I would also encourage interested readers to take a look at historian Cornelia Hughes Dayton‘s essay, “Taking the Trade: Abortion and Gender Relations in an Eighteenth-Century New England Village.” J.L. Bell discusses this piece at Boston 1775. Here is a state of that post:
In 1991 Prof. Cornelia Hughes Dayton published a paper titled “Taking the Trade: Abortion and Gender Relations in an Eighteenth-Century New England Village” in the William and Mary Quarterly.
In 2007 students at the University of Connecticut created this website exploring the same case, using Dayton’s analysis, transcriptions, photographs of the sites involved, and more. (This may have grown from the similar work of Prof. Larry Cebula or it may have been a parallel effort.)
The “Taking the Trade” paper and website examine a dispute in colonial Connecticut. In 1742, Sarah Grosvenor of Pomfret ended an unwanted pregnancy by inducing a miscarriage, having used both medicinal and surgical means, but she died two months later.
Grosvenor’s family complained about the man who had impregnated her, Amasa Sessions. Many colonial New England men in that situation married their sexual partners and went on to have more children, however grudging the partnership was. In contrast, Sessions pressed Grosvenor to take an abortifacient provided by Dr. John Hallowell of Killingley.

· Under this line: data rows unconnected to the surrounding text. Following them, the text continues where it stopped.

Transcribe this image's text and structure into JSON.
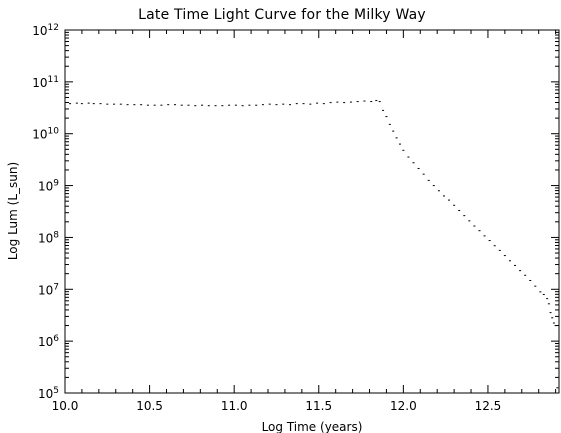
{
  "chart_data": {
    "type": "scatter",
    "title": "Late Time Light Curve for the Milky Way",
    "xlabel": "Log Time (years)",
    "ylabel": "Log Lum (L_sun)",
    "xlim": [
      10.0,
      12.92
    ],
    "ylim": [
      5,
      12
    ],
    "y_scale": "log10-exponent",
    "x_ticks": [
      "10.0",
      "10.5",
      "11.0",
      "11.5",
      "12.0",
      "12.5"
    ],
    "y_tick_base": "10",
    "y_tick_exponents": [
      "5",
      "6",
      "7",
      "8",
      "9",
      "10",
      "11",
      "12"
    ],
    "grid": false,
    "legend": "none",
    "colors": {
      "points": "#000000",
      "axes": "#000000",
      "background": "#ffffff"
    },
    "points": [
      [
        10.03,
        10.58
      ],
      [
        10.07,
        10.59
      ],
      [
        10.1,
        10.58
      ],
      [
        10.14,
        10.59
      ],
      [
        10.17,
        10.58
      ],
      [
        10.21,
        10.58
      ],
      [
        10.25,
        10.57
      ],
      [
        10.29,
        10.57
      ],
      [
        10.33,
        10.57
      ],
      [
        10.37,
        10.56
      ],
      [
        10.41,
        10.56
      ],
      [
        10.45,
        10.56
      ],
      [
        10.49,
        10.55
      ],
      [
        10.53,
        10.55
      ],
      [
        10.57,
        10.55
      ],
      [
        10.61,
        10.56
      ],
      [
        10.65,
        10.56
      ],
      [
        10.69,
        10.55
      ],
      [
        10.73,
        10.55
      ],
      [
        10.77,
        10.54
      ],
      [
        10.81,
        10.55
      ],
      [
        10.85,
        10.54
      ],
      [
        10.89,
        10.54
      ],
      [
        10.93,
        10.54
      ],
      [
        10.97,
        10.55
      ],
      [
        11.01,
        10.55
      ],
      [
        11.05,
        10.54
      ],
      [
        11.09,
        10.55
      ],
      [
        11.13,
        10.55
      ],
      [
        11.17,
        10.56
      ],
      [
        11.21,
        10.57
      ],
      [
        11.25,
        10.56
      ],
      [
        11.29,
        10.57
      ],
      [
        11.33,
        10.56
      ],
      [
        11.37,
        10.58
      ],
      [
        11.41,
        10.58
      ],
      [
        11.45,
        10.57
      ],
      [
        11.49,
        10.59
      ],
      [
        11.53,
        10.58
      ],
      [
        11.57,
        10.6
      ],
      [
        11.61,
        10.61
      ],
      [
        11.65,
        10.6
      ],
      [
        11.69,
        10.61
      ],
      [
        11.73,
        10.62
      ],
      [
        11.77,
        10.63
      ],
      [
        11.81,
        10.62
      ],
      [
        11.84,
        10.64
      ],
      [
        11.86,
        10.62
      ],
      [
        11.88,
        10.45
      ],
      [
        11.9,
        10.33
      ],
      [
        11.92,
        10.18
      ],
      [
        11.94,
        10.05
      ],
      [
        11.96,
        9.92
      ],
      [
        11.98,
        9.8
      ],
      [
        12.0,
        9.68
      ],
      [
        12.03,
        9.55
      ],
      [
        12.06,
        9.44
      ],
      [
        12.09,
        9.33
      ],
      [
        12.12,
        9.22
      ],
      [
        12.15,
        9.1
      ],
      [
        12.18,
        9.0
      ],
      [
        12.21,
        8.9
      ],
      [
        12.24,
        8.8
      ],
      [
        12.27,
        8.72
      ],
      [
        12.3,
        8.62
      ],
      [
        12.33,
        8.52
      ],
      [
        12.36,
        8.42
      ],
      [
        12.39,
        8.32
      ],
      [
        12.42,
        8.22
      ],
      [
        12.45,
        8.13
      ],
      [
        12.48,
        8.03
      ],
      [
        12.51,
        7.94
      ],
      [
        12.54,
        7.84
      ],
      [
        12.57,
        7.75
      ],
      [
        12.6,
        7.65
      ],
      [
        12.63,
        7.55
      ],
      [
        12.66,
        7.46
      ],
      [
        12.69,
        7.36
      ],
      [
        12.72,
        7.27
      ],
      [
        12.75,
        7.17
      ],
      [
        12.78,
        7.06
      ],
      [
        12.81,
        6.95
      ],
      [
        12.83,
        6.9
      ],
      [
        12.85,
        6.82
      ],
      [
        12.86,
        6.72
      ],
      [
        12.87,
        6.55
      ],
      [
        12.88,
        6.45
      ],
      [
        12.89,
        6.35
      ],
      [
        12.9,
        6.3
      ],
      [
        12.91,
        5.1
      ]
    ]
  }
}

In 1746, Sessions and Hallowell were indicted for the reckless murder of Sarah Grosvenor—but not for trying to induce an abortion. In fact, Grosvenor’s sister had also helped her end the pregnancy, but she was not indicted. The surviving documents don’t offer answers for all the questions they raise, but they make clear that eighteenth-century New Englanders knew about abortion and viewed it primarily as a private matter not involving the government. Providing an unsafe abortion was potentially criminal.
Read the rest here.
Holly Brewer of the University of Maryland has also weighed-in:
I would also add Treva Lindsey’s piece at The Conversation to this discussion.
There are reasons to reject abortion on demand. Many of them are theological and ethical. But those who want to make a historical case that abortion is not “deeply rooted” in American life should tread lightly and carefully. Alito has not done this.